In the month of July, the US economy added 163,000 nonfarm payroll jobs in July, according to the Labor Department, about 100,000 more jobs than were added in June.
Meanwhile, the unemployment rate ticked up from 8.2% to 8.3%.
If you look only at the employment number, you get the picture of an economy that is trying to rock itself out of a snowbank. One month it moves a little bit forward and then next month it slips a little bit backwards. At the end of the day, it’s still stuck in the snow.
But there were two intriguing sentences in the New York Times report on the data:
“For context, the economy now produces as many goods and services – more, in fact – than it did before the downturn officially began in December 2007. But it does so with almost five million fewer jobs.”

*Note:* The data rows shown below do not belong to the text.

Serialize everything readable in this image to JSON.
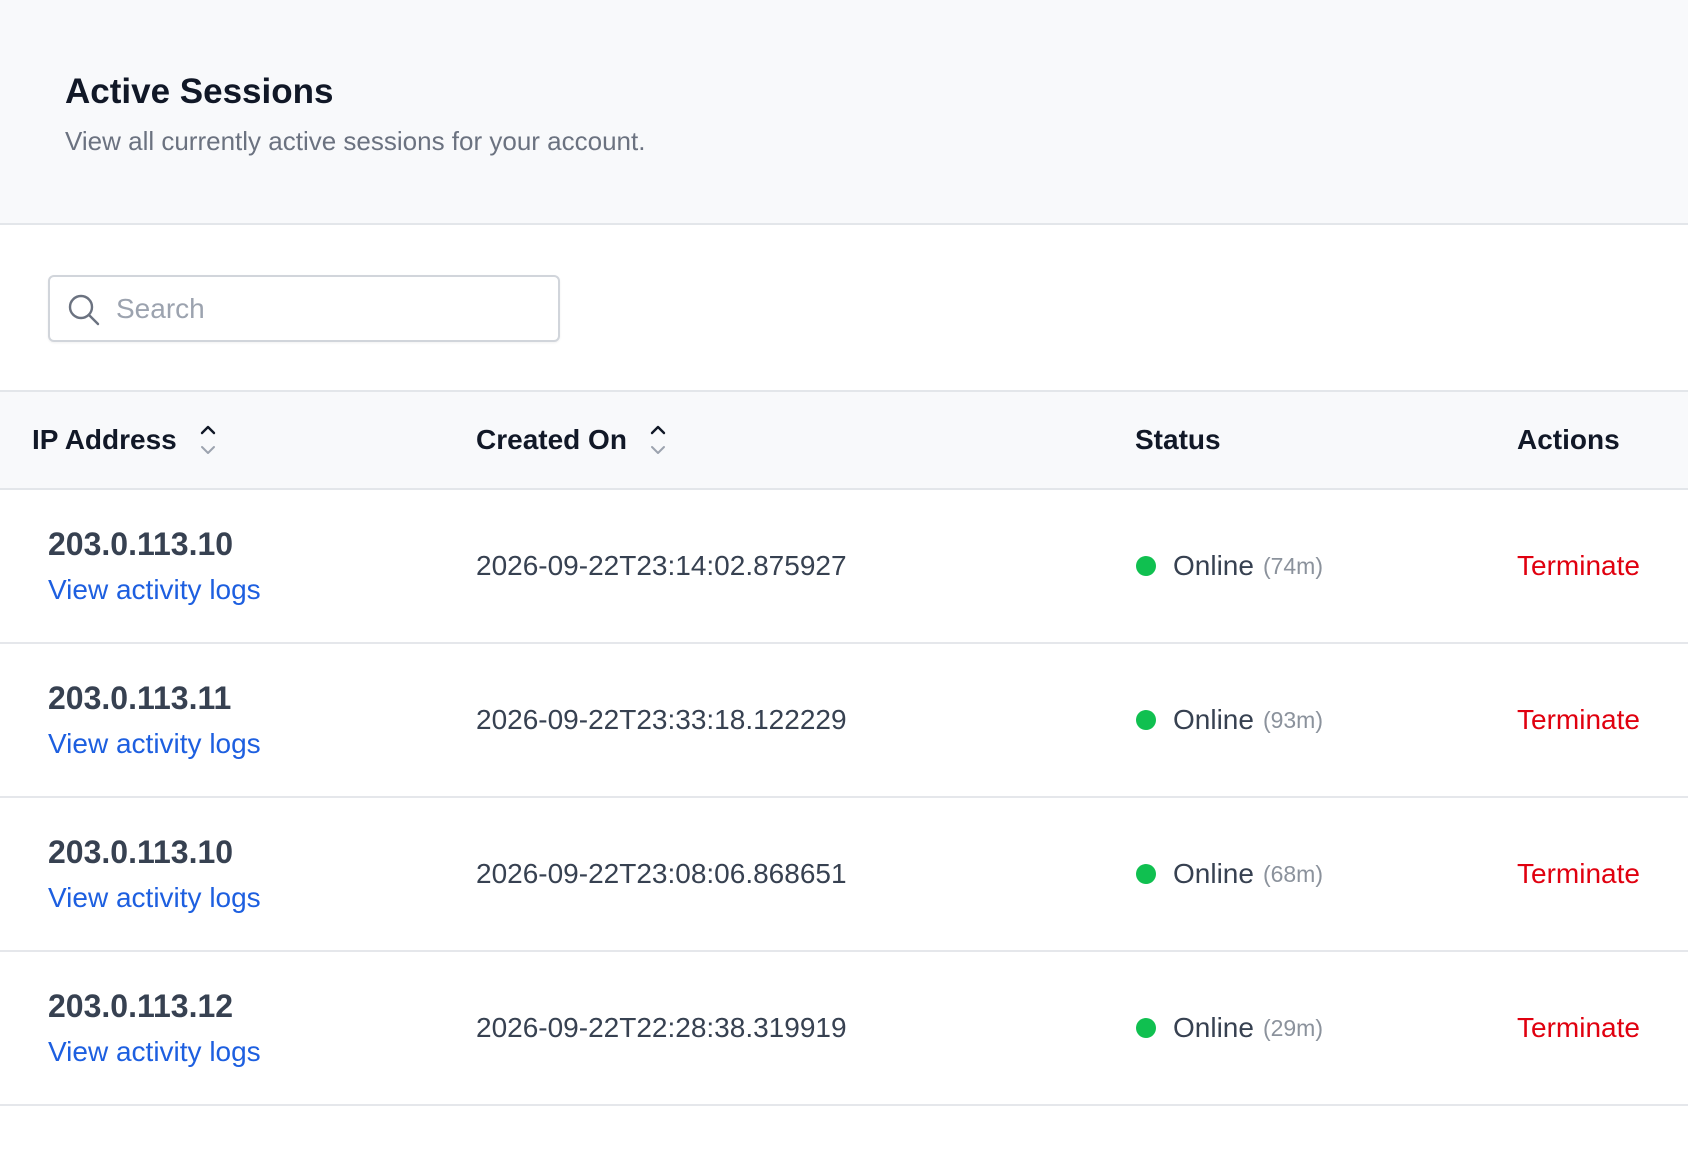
{
  "header": {
    "title": "Active Sessions",
    "subtitle": "View all currently active sessions for your account."
  },
  "search": {
    "placeholder": "Search",
    "value": ""
  },
  "table": {
    "columns": {
      "ip": "IP Address",
      "created": "Created On",
      "status": "Status",
      "actions": "Actions"
    },
    "rows": [
      {
        "ip": "203.0.113.10",
        "link": "View activity logs",
        "created": "2026-09-22T23:14:02.875927",
        "status": "Online",
        "duration": "(74m)",
        "action": "Terminate"
      },
      {
        "ip": "203.0.113.11",
        "link": "View activity logs",
        "created": "2026-09-22T23:33:18.122229",
        "status": "Online",
        "duration": "(93m)",
        "action": "Terminate"
      },
      {
        "ip": "203.0.113.10",
        "link": "View activity logs",
        "created": "2026-09-22T23:08:06.868651",
        "status": "Online",
        "duration": "(68m)",
        "action": "Terminate"
      },
      {
        "ip": "203.0.113.12",
        "link": "View activity logs",
        "created": "2026-09-22T22:28:38.319919",
        "status": "Online",
        "duration": "(29m)",
        "action": "Terminate"
      }
    ]
  },
  "icons": {
    "search": "search-icon",
    "sort": "sort-icon",
    "status": "status-dot"
  },
  "colors": {
    "link": "#1d5fe0",
    "danger": "#e0000f",
    "online": "#10c050"
  }
}
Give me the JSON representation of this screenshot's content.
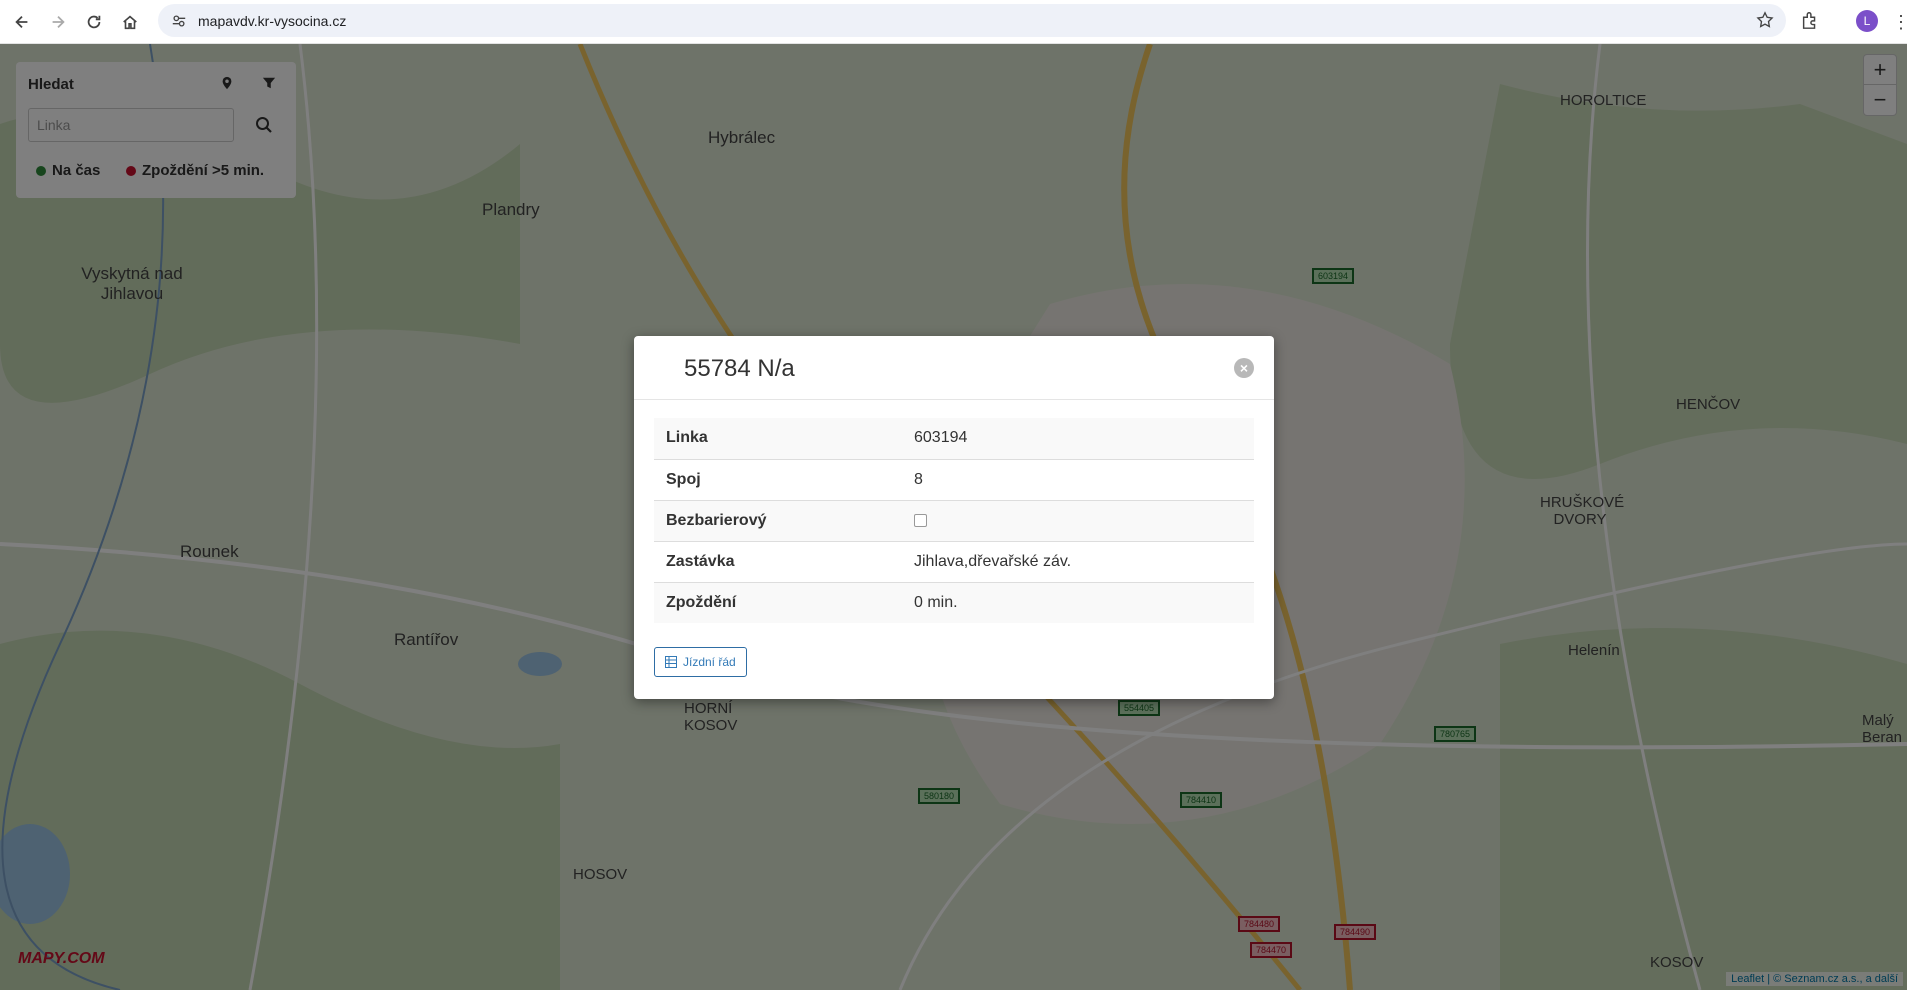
{
  "browser": {
    "url": "mapavdv.kr-vysocina.cz",
    "profile_initial": "L",
    "icons": [
      "back-arrow",
      "forward-arrow",
      "reload",
      "home",
      "site-info",
      "star",
      "extensions",
      "kebab-menu"
    ]
  },
  "map": {
    "places": [
      {
        "name": "Hybrálec",
        "size": "large"
      },
      {
        "name": "Plandry",
        "size": "large"
      },
      {
        "name": "Vyskytná nad Jihlavou",
        "size": "large"
      },
      {
        "name": "Rounek",
        "size": "large"
      },
      {
        "name": "Rantířov",
        "size": "large"
      },
      {
        "name": "HOROLTICE",
        "size": "medium"
      },
      {
        "name": "HENČOV",
        "size": "medium"
      },
      {
        "name": "HRUŠKOVÉ DVORY",
        "size": "medium"
      },
      {
        "name": "Helenín",
        "size": "medium"
      },
      {
        "name": "HORNÍ KOSOV",
        "size": "medium"
      },
      {
        "name": "HOSOV",
        "size": "medium"
      },
      {
        "name": "KOSOV",
        "size": "medium"
      },
      {
        "name": "Malý Beran",
        "size": "medium"
      }
    ],
    "vehicles": [
      {
        "label": "603194",
        "status": "ontime"
      },
      {
        "label": "554405",
        "status": "ontime"
      },
      {
        "label": "780765",
        "status": "ontime"
      },
      {
        "label": "580180",
        "status": "ontime"
      },
      {
        "label": "784410",
        "status": "ontime"
      },
      {
        "label": "784480",
        "status": "late"
      },
      {
        "label": "784470",
        "status": "late"
      },
      {
        "label": "784490",
        "status": "late"
      }
    ],
    "search_panel": {
      "title": "Hledat",
      "placeholder": "Linka",
      "legend_ontime": "Na čas",
      "legend_late": "Zpoždění >5 min.",
      "color_ontime": "#2e8b3a",
      "color_late": "#c8102e"
    },
    "logo": "MAPY.COM",
    "attribution": "Leaflet | © Seznam.cz a.s., a další"
  },
  "modal": {
    "title": "55784 N/a",
    "rows": [
      {
        "label": "Linka",
        "value": "603194"
      },
      {
        "label": "Spoj",
        "value": "8"
      },
      {
        "label": "Bezbarierový",
        "value": ""
      },
      {
        "label": "Zastávka",
        "value": "Jihlava,dřevařské záv."
      },
      {
        "label": "Zpoždění",
        "value": "0 min."
      }
    ],
    "timetable_button": "Jízdní řád"
  }
}
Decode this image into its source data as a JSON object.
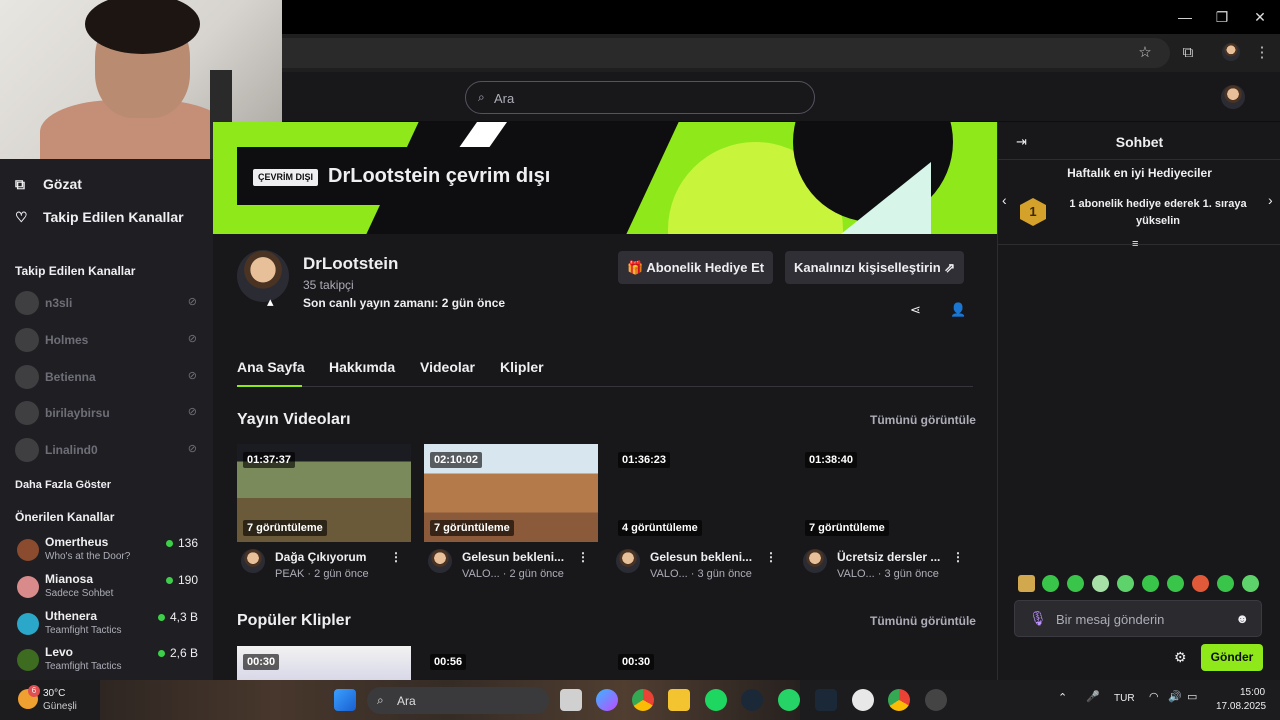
{
  "browser": {
    "window_controls": {
      "minimize": "—",
      "maximize": "❐",
      "close": "✕"
    },
    "toolbar_icons": {
      "bookmark": "☆",
      "extensions": "⧉",
      "menu": "⋮"
    }
  },
  "topnav": {
    "search_placeholder": "Ara"
  },
  "sidebar": {
    "nav": [
      {
        "label": "Gözat",
        "icon": "browse-icon"
      },
      {
        "label": "Takip Edilen Kanallar",
        "icon": "heart-icon"
      }
    ],
    "followed_title": "Takip Edilen Kanallar",
    "followed": [
      "n3sli",
      "Holmes",
      "Betienna",
      "birilaybirsu",
      "Linalind0"
    ],
    "show_more": "Daha Fazla Göster",
    "recommended_title": "Önerilen Kanallar",
    "recommended": [
      {
        "name": "Omertheus",
        "game": "Who's at the Door?",
        "viewers": "136",
        "color": "#8a4b2e"
      },
      {
        "name": "Mianosa",
        "game": "Sadece Sohbet",
        "viewers": "190",
        "color": "#d98a8a"
      },
      {
        "name": "Uthenera",
        "game": "Teamfight Tactics",
        "viewers": "4,3 B",
        "color": "#2aa7c9"
      },
      {
        "name": "Levo",
        "game": "Teamfight Tactics",
        "viewers": "2,6 B",
        "color": "#3d6b1f"
      }
    ]
  },
  "banner": {
    "badge": "ÇEVRİM DIŞI",
    "title": "DrLootstein çevrim dışı"
  },
  "channel": {
    "name": "DrLootstein",
    "followers": "35 takipçi",
    "last_live": "Son canlı yayın zamanı: 2 gün önce",
    "gift_button": "Abonelik Hediye Et",
    "customize_button": "Kanalınızı kişiselleştirin",
    "tabs": [
      "Ana Sayfa",
      "Hakkımda",
      "Videolar",
      "Klipler"
    ]
  },
  "videos": {
    "title": "Yayın Videoları",
    "see_all": "Tümünü görüntüle",
    "items": [
      {
        "duration": "01:37:37",
        "views": "7 görüntüleme",
        "title": "Dağa Çıkıyorum",
        "category": "PEAK",
        "age": "· 2 gün önce"
      },
      {
        "duration": "02:10:02",
        "views": "7 görüntüleme",
        "title": "Gelesun bekleni...",
        "category": "VALO...",
        "age": "· 2 gün önce"
      },
      {
        "duration": "01:36:23",
        "views": "4 görüntüleme",
        "title": "Gelesun bekleni...",
        "category": "VALO...",
        "age": "· 3 gün önce"
      },
      {
        "duration": "01:38:40",
        "views": "7 görüntüleme",
        "title": "Ücretsiz dersler ...",
        "category": "VALO...",
        "age": "· 3 gün önce"
      }
    ]
  },
  "clips": {
    "title": "Popüler Klipler",
    "see_all": "Tümünü görüntüle",
    "durations": [
      "00:30",
      "00:56",
      "00:30"
    ]
  },
  "chat": {
    "title": "Sohbet",
    "gifters_title": "Haftalık en iyi Hediyeciler",
    "rank": "1",
    "gift_prompt": "1 abonelik hediye ederek 1. sıraya yükselin",
    "input_placeholder": "Bir mesaj gönderin",
    "send": "Gönder"
  },
  "taskbar": {
    "weather_temp": "30°C",
    "weather_desc": "Güneşli",
    "weather_badge": "6",
    "search": "Ara",
    "lang": "TUR",
    "time": "15:00",
    "date": "17.08.2025"
  }
}
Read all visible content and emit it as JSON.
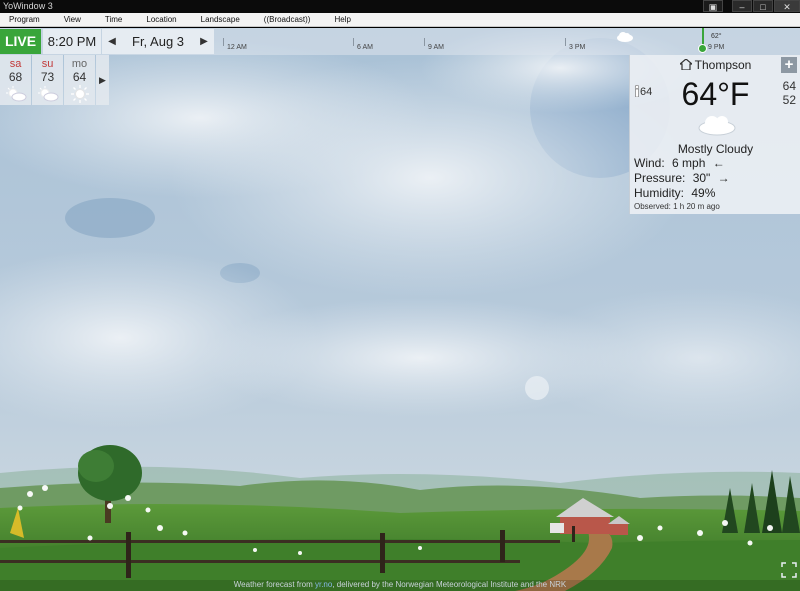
{
  "window": {
    "title": "YoWindow 3",
    "controls": {
      "minimize": "–",
      "maximize": "□",
      "close": "✕"
    }
  },
  "menu": [
    "Program",
    "View",
    "Time",
    "Location",
    "Landscape",
    "((Broadcast))",
    "Help"
  ],
  "timebar": {
    "live_label": "LIVE",
    "clock": "8:20 PM",
    "date": "Fr, Aug 3",
    "hours": [
      "12 AM",
      "6 AM",
      "9 AM",
      "3 PM",
      "9 PM"
    ],
    "now_temp": "62°"
  },
  "forecast": [
    {
      "day": "sa",
      "temp": "68",
      "icon": "partly-cloudy-icon",
      "color": "#c23a3a"
    },
    {
      "day": "su",
      "temp": "73",
      "icon": "partly-cloudy-icon",
      "color": "#c23a3a"
    },
    {
      "day": "mo",
      "temp": "64",
      "icon": "sun-icon",
      "color": "#666666"
    }
  ],
  "current": {
    "location": "Thompson",
    "temperature": "64°F",
    "feels_like": "64",
    "high": "64",
    "low": "52",
    "condition": "Mostly Cloudy",
    "wind_label": "Wind:",
    "wind_value": "6 mph",
    "wind_arrow": "←",
    "pressure_label": "Pressure:",
    "pressure_value": "30\"",
    "pressure_arrow": "→",
    "humidity_label": "Humidity:",
    "humidity_value": "49%",
    "observed": "Observed:  1 h 20 m ago"
  },
  "footer": {
    "prefix": "Weather forecast from ",
    "link": "yr.no",
    "suffix": ", delivered by the Norwegian Meteorological Institute and the NRK"
  },
  "colors": {
    "live": "#39a53a",
    "sky": "#9eb8cd",
    "grass": "#3f7f2a"
  }
}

Think about that for a moment. Our economy is churning out more product today than it did five years ago, when the economy was still humming along, but hitting those numbers with at least 5 million fewer people – or more, if you consider the people who were working but have permanently left the job market or are under-employed.
That is a productivity story. In better times, those are the kinds of numbers we would celebrate.
I ran this idea by Hal Vandiver, president of F. Hal Vandiver & Associates, who put the statement in the context of the materials handling industry. “If you look at why manufacturing companies are making money today, it’s because they have found more productive ways to deliver the same or more output,” Vandiver said. “That’s what our industry is all about.”
While none of us celebrates unemployment in a down economy, there’s no question but that US industry has been implementing warehouse and factory automation solutions at a record pace over the last four years. By all accounts, our industry is poised for continued, albeit slower growth in 2013. That’s a reflection that industry will continue to do more with less.